Incentive programs are sometimes more art than science.
I think that is due to a variety of studies that contradict each other and gurus who do the same. That tension creates “gray” areas and they get filled with the “art” part of the design. The contradiction starts with the “incentives destroy intrinsic motivation” camp – which can happen if you focus on rewarding already intrinsically motivated behaviors (why would you do that anyway?). Think Alfie Kohn. And then there is there is the camp that says – incentives work and they DO drive behaviors (lots of data at the Incentive Research Foundation that prove incentive have a big impact on results.)
I stand firmly on the shores of the latter camp and believe PROPERLY designed incentives are an important tool in management’s toolbox and should be used when needed. But, as I’ve said over and over and over again, like any tool – it is only as good as the craftsman. Too often incentives, in general, get a bad rap because the programs were designed by idiots. By the way – did you see my post yesterday at Fistful of Talent: Employee Engagement Plan – Dumb or Dumber? You Make the Call?
More often than not… any discussion on how and why an incentive failed will ultimately come back to a program design flaw.
And for the record – designing incentives isn’t easy. There are a lot of moving parts and a lot of psychology that go into the proper design of a program.
Case in point.
A recent article on the University of Chicago site outlined a study that tested different interventions to see what type of approach would have the biggest impact on fuel savings and reduction in carbon emissions. Even though only one of the approaches included an actual “incentive”, there are great learnings for program design in the other options.
For those that like to read – here’s the link to the study on their site – for the rest of you, a summary follows:
Goal: Help pilots decrease fuel costs and be more carbon-efficient in their flight practices.
- 40,000 flights
- Randomized captains to one of four groups
- “Business as usual” control group and three intervention groups receiving monthly letters: 1.) Personalized feedback on the previous month’s fuel efficiency practices, 2.) Targets and feedback on fuel efficiency in the upcoming month 3.) A £10 donation to a charity of the captain’s choosing for each of three behavior targets met.
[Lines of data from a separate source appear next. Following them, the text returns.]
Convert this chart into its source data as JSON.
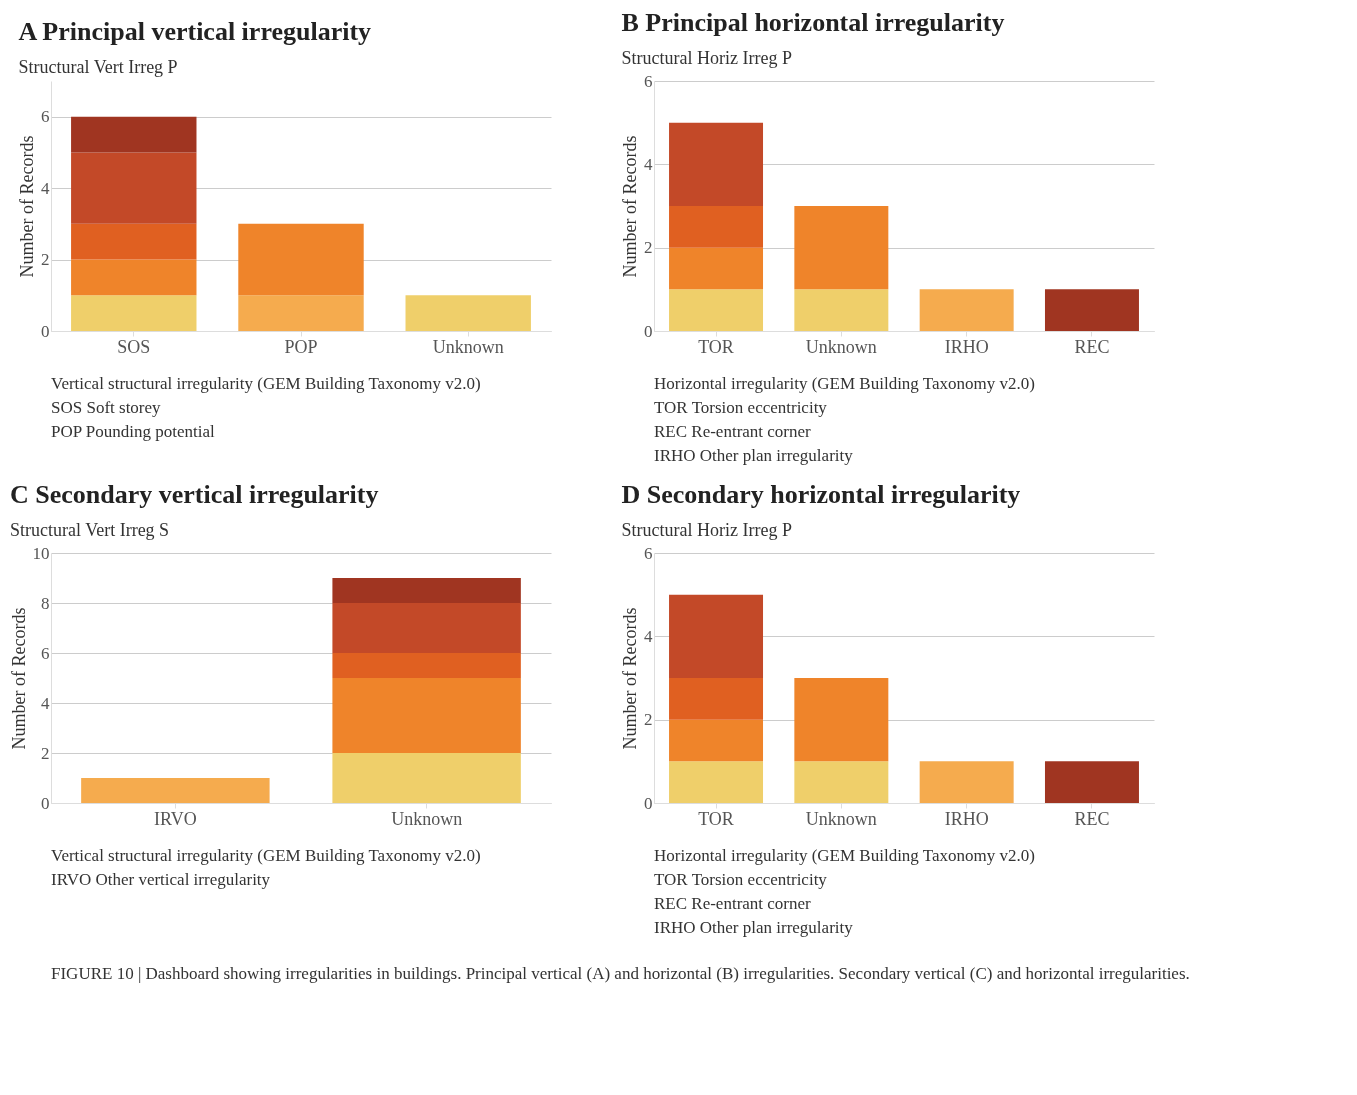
{
  "chart_data": [
    {
      "type": "bar",
      "stacked": true,
      "title": "A  Principal vertical irregularity",
      "subtitle": "Structural Vert Irreg P",
      "ylabel": "Number of Records",
      "categories": [
        "SOS",
        "POP",
        "Unknown"
      ],
      "ylim": [
        0,
        7
      ],
      "yticks": [
        0,
        2,
        4,
        6
      ],
      "grid": "y",
      "series": [
        {
          "color": "#efcf6a",
          "values": [
            1,
            null,
            1
          ]
        },
        {
          "color": "#f5ab4e",
          "values": [
            null,
            1,
            null
          ]
        },
        {
          "color": "#ef842a",
          "values": [
            1,
            2,
            null
          ]
        },
        {
          "color": "#e06021",
          "values": [
            1,
            null,
            null
          ]
        },
        {
          "color": "#c34928",
          "values": [
            2,
            null,
            null
          ]
        },
        {
          "color": "#a03521",
          "values": [
            1,
            null,
            null
          ]
        }
      ],
      "annotations": [
        "Vertical structural irregularity (GEM Building Taxonomy v2.0)",
        "SOS   Soft storey",
        "POP   Pounding potential"
      ]
    },
    {
      "type": "bar",
      "stacked": true,
      "title": "B  Principal horizontal irregularity",
      "subtitle": "Structural Horiz Irreg P",
      "ylabel": "Number of Records",
      "categories": [
        "TOR",
        "Unknown",
        "IRHO",
        "REC"
      ],
      "ylim": [
        0,
        6
      ],
      "yticks": [
        0,
        2,
        4,
        6
      ],
      "grid": "y",
      "series": [
        {
          "color": "#efcf6a",
          "values": [
            1,
            1,
            null,
            null
          ]
        },
        {
          "color": "#f5ab4e",
          "values": [
            null,
            null,
            1,
            null
          ]
        },
        {
          "color": "#ef842a",
          "values": [
            1,
            2,
            null,
            null
          ]
        },
        {
          "color": "#e06021",
          "values": [
            1,
            null,
            null,
            null
          ]
        },
        {
          "color": "#c34928",
          "values": [
            2,
            null,
            null,
            null
          ]
        },
        {
          "color": "#a03521",
          "values": [
            null,
            null,
            null,
            1
          ]
        }
      ],
      "annotations": [
        "Horizontal irregularity (GEM Building Taxonomy v2.0)",
        "TOR    Torsion eccentricity",
        "REC    Re-entrant corner",
        "IRHO  Other plan irregularity"
      ]
    },
    {
      "type": "bar",
      "stacked": true,
      "title": "C  Secondary vertical irregularity",
      "subtitle": "Structural Vert Irreg S",
      "ylabel": "Number of Records",
      "categories": [
        "IRVO",
        "Unknown"
      ],
      "ylim": [
        0,
        10
      ],
      "yticks": [
        0,
        2,
        4,
        6,
        8,
        10
      ],
      "grid": "y",
      "series": [
        {
          "color": "#efcf6a",
          "values": [
            null,
            2
          ]
        },
        {
          "color": "#f5ab4e",
          "values": [
            1,
            null
          ]
        },
        {
          "color": "#ef842a",
          "values": [
            null,
            3
          ]
        },
        {
          "color": "#e06021",
          "values": [
            null,
            1
          ]
        },
        {
          "color": "#c34928",
          "values": [
            null,
            2
          ]
        },
        {
          "color": "#a03521",
          "values": [
            null,
            1
          ]
        }
      ],
      "annotations": [
        "Vertical structural irregularity (GEM Building Taxonomy v2.0)",
        "IRVO   Other vertical irregularity"
      ]
    },
    {
      "type": "bar",
      "stacked": true,
      "title": "D  Secondary horizontal irregularity",
      "subtitle": "Structural Horiz Irreg P",
      "ylabel": "Number of Records",
      "categories": [
        "TOR",
        "Unknown",
        "IRHO",
        "REC"
      ],
      "ylim": [
        0,
        6
      ],
      "yticks": [
        0,
        2,
        4,
        6
      ],
      "grid": "y",
      "series": [
        {
          "color": "#efcf6a",
          "values": [
            1,
            1,
            null,
            null
          ]
        },
        {
          "color": "#f5ab4e",
          "values": [
            null,
            null,
            1,
            null
          ]
        },
        {
          "color": "#ef842a",
          "values": [
            1,
            2,
            null,
            null
          ]
        },
        {
          "color": "#e06021",
          "values": [
            1,
            null,
            null,
            null
          ]
        },
        {
          "color": "#c34928",
          "values": [
            2,
            null,
            null,
            null
          ]
        },
        {
          "color": "#a03521",
          "values": [
            null,
            null,
            null,
            1
          ]
        }
      ],
      "annotations": [
        "Horizontal irregularity (GEM Building Taxonomy v2.0)",
        "TOR    Torsion eccentricity",
        "REC    Re-entrant corner",
        "IRHO  Other plan irregularity"
      ]
    },
    {
      "type": "other",
      "annotations": [
        "FIGURE 10 | Dashboard showing irregularities in buildings. Principal vertical (A) and horizontal (B) irregularities. Secondary vertical (C) and horizontal irregularities."
      ]
    }
  ]
}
- All four groups increased their implementation of fuel-efficient behaviors, demonstrating that informing captains of their involvement in a study significantly changed their behavior. (It’s a well-documented social science finding called the Hawthorne effect.)
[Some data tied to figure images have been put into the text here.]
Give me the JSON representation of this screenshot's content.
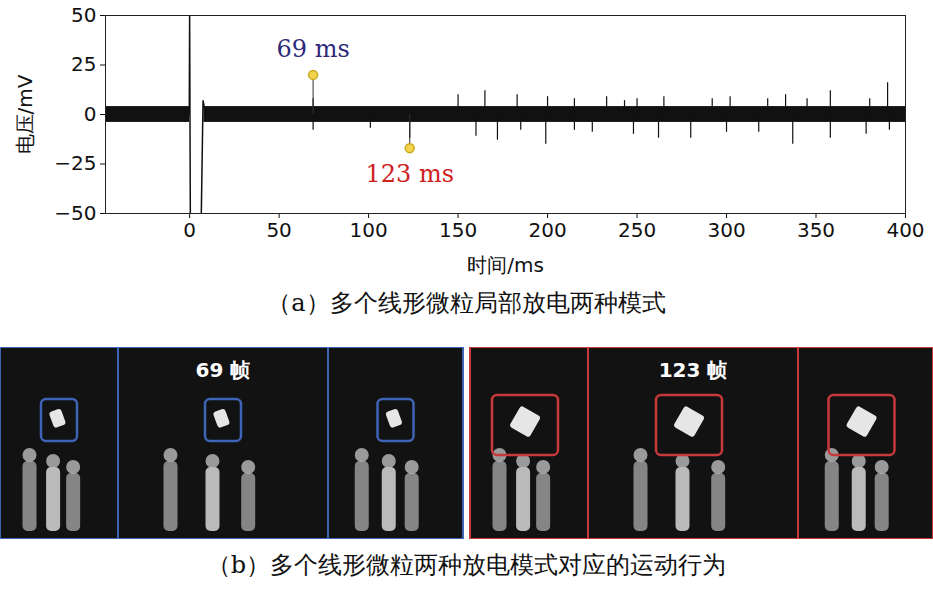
{
  "chart_data": {
    "type": "line",
    "caption": "（a）多个线形微粒局部放电两种模式",
    "xlabel": "时间/ms",
    "ylabel": "电压/mV",
    "xlim": [
      -47,
      400
    ],
    "xticks": [
      0,
      50,
      100,
      150,
      200,
      250,
      300,
      350,
      400
    ],
    "ylim": [
      -50,
      50
    ],
    "yticks": [
      -50,
      -25,
      0,
      25,
      50
    ],
    "grid": false,
    "color": "#111111",
    "trace": {
      "x": [
        -47,
        -0.2,
        0,
        0.4,
        6.5,
        7.5,
        9,
        400
      ],
      "values": [
        0,
        0,
        52,
        -52,
        -52,
        7,
        0,
        0
      ]
    },
    "noise_band": [
      {
        "x": [
          -47,
          0
        ],
        "lower": -4,
        "upper": 4
      },
      {
        "x": [
          8,
          400
        ],
        "lower": -4,
        "upper": 4
      }
    ],
    "spikes": {
      "x": [
        69,
        69,
        101,
        123,
        150,
        160,
        165,
        172,
        183,
        185,
        199,
        200,
        215,
        215,
        225,
        233,
        243,
        248,
        250,
        262,
        265,
        280,
        292,
        300,
        302,
        318,
        323,
        333,
        337,
        345,
        358,
        358,
        378,
        380,
        390,
        391
      ],
      "values": [
        8,
        -8,
        -7,
        -12,
        10,
        -11,
        12,
        -13,
        10,
        -8,
        -15,
        9,
        8,
        -8,
        -9,
        9,
        7,
        -10,
        8,
        -12,
        9,
        -12,
        8,
        -9,
        9,
        -9,
        8,
        10,
        -15,
        8,
        12,
        -12,
        -10,
        8,
        16,
        -8
      ]
    },
    "annotations": [
      {
        "text": "69 ms",
        "x": 69,
        "y": 20,
        "color": "#2e2a7a"
      },
      {
        "text": "123 ms",
        "x": 123,
        "y": -17,
        "color": "#d0201c"
      }
    ]
  },
  "panel_b": {
    "caption": "（b）多个线形微粒两种放电模式对应的运动行为",
    "groups": [
      {
        "label": "69 帧",
        "color": "#3f63b5"
      },
      {
        "label": "123 帧",
        "color": "#c8393a"
      }
    ]
  }
}
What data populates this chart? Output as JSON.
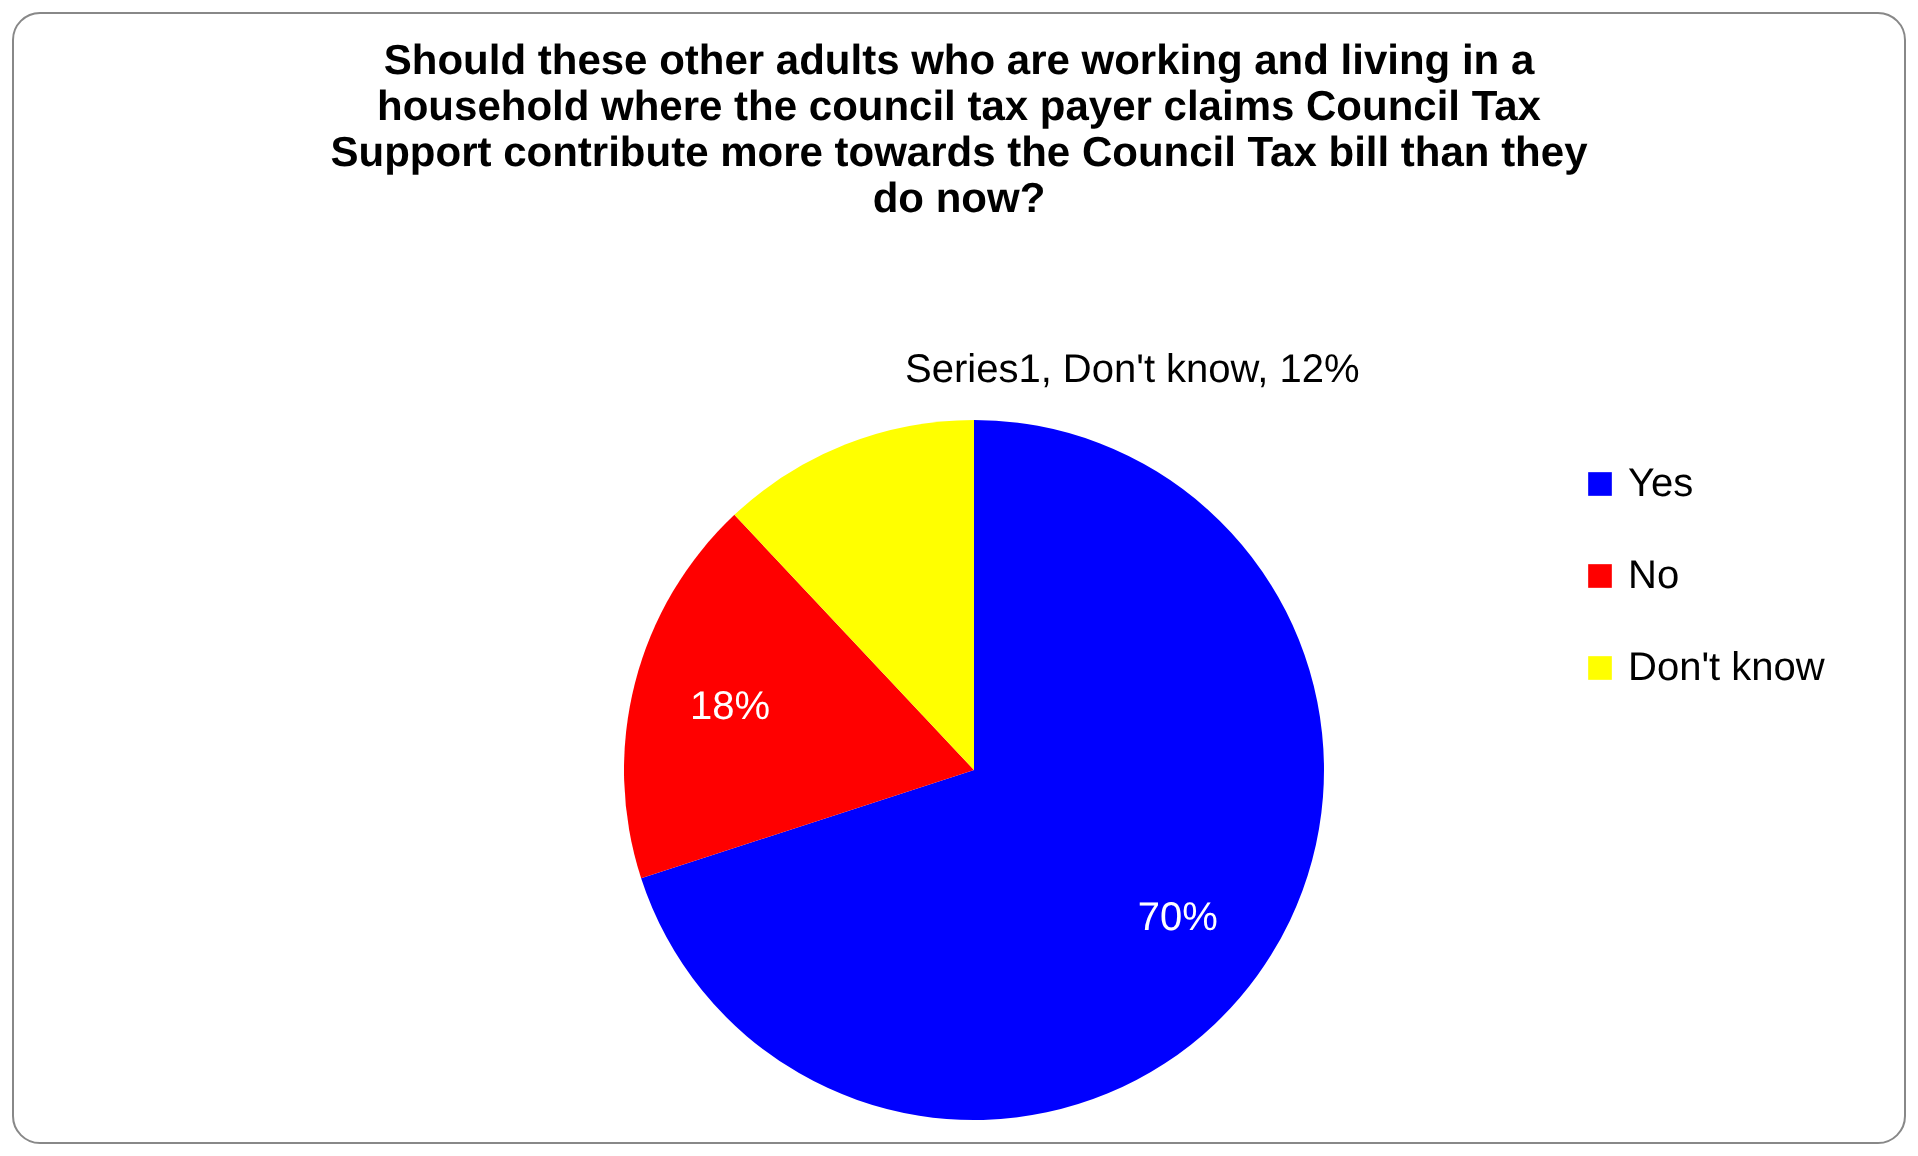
{
  "chart_data": {
    "type": "pie",
    "title": "Should these other adults who are working and living in a household where the council tax payer claims Council Tax Support contribute more towards the Council Tax bill than they do now?",
    "categories": [
      "Yes",
      "No",
      "Don't know"
    ],
    "values": [
      70,
      18,
      12
    ],
    "colors": [
      "#0000ff",
      "#ff0000",
      "#ffff00"
    ],
    "value_labels": [
      "70%",
      "18%",
      "Series1, Don't know, 12%"
    ],
    "legend": "right"
  }
}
- Tailored information with targets and feedback was the most cost-effective intervention, improving fueling precision, in-flight efficiency measures and efficient taxiing practices by 9 percent to 20 percent.
- Charitable contributions for meeting targets did not further change behavior, but captains in this group reported 6.5 percent higher job satisfaction than captains in the other groups.
My thoughts on this program.
- Incentives applied to behaviors that have an “intrinsic” element are not always effective. There is some cognitive dissonance associated with getting “paid” to do the right thing. This is not the case when the behavior you want doesn’t have any moral or ethical overtones. In other words… Incentives for selling stuff work. Incentives to give to the poor. Not as much.
- Never, ever overlook the impact of paying attention. Just knowing people are watching your work impacts your motivation to do it (and do it well.) I’ve talked at length in other posts about the effect of simply showing people you’re paying attention to them.
- Progress is one of the more powerful ways to drive behavior. People like challenges. People like to see how they are doing against their challenges and goals. This study again proved that out by showing pilots what they’ve done and suggesting ways to improve. How often do you do that with your own employees?
- Connecting job outcomes to positive actions (ie: charity) impact employees even if their performance doesn’t change. Something to learn for you employee engagement gurus. Good employee connections don’t always result in performance improvements.
And the big takeaway from this study:
The interventions appear to induce habit formation, as fuel efficiency measures remained in use after the study ended.
That’s right. After the study, the pilots continued to practice and use the skills they learned during the study. And isn’t that what we all want? We want to create an intervention – run it for a specific time frame – see the results – and then move on. This study shows that you can do that. You don’t have to continue to run incentives to get people to focus on what needs to be done.
This is almost textbook except for the reward overlay, which would be more important for the vast majority of behaviors you’d want to influence in a channel program or a sales incentive. Reread my Point #1 above. Rewards work in most business situations. WHEN DESIGNED APPROPRIATELY!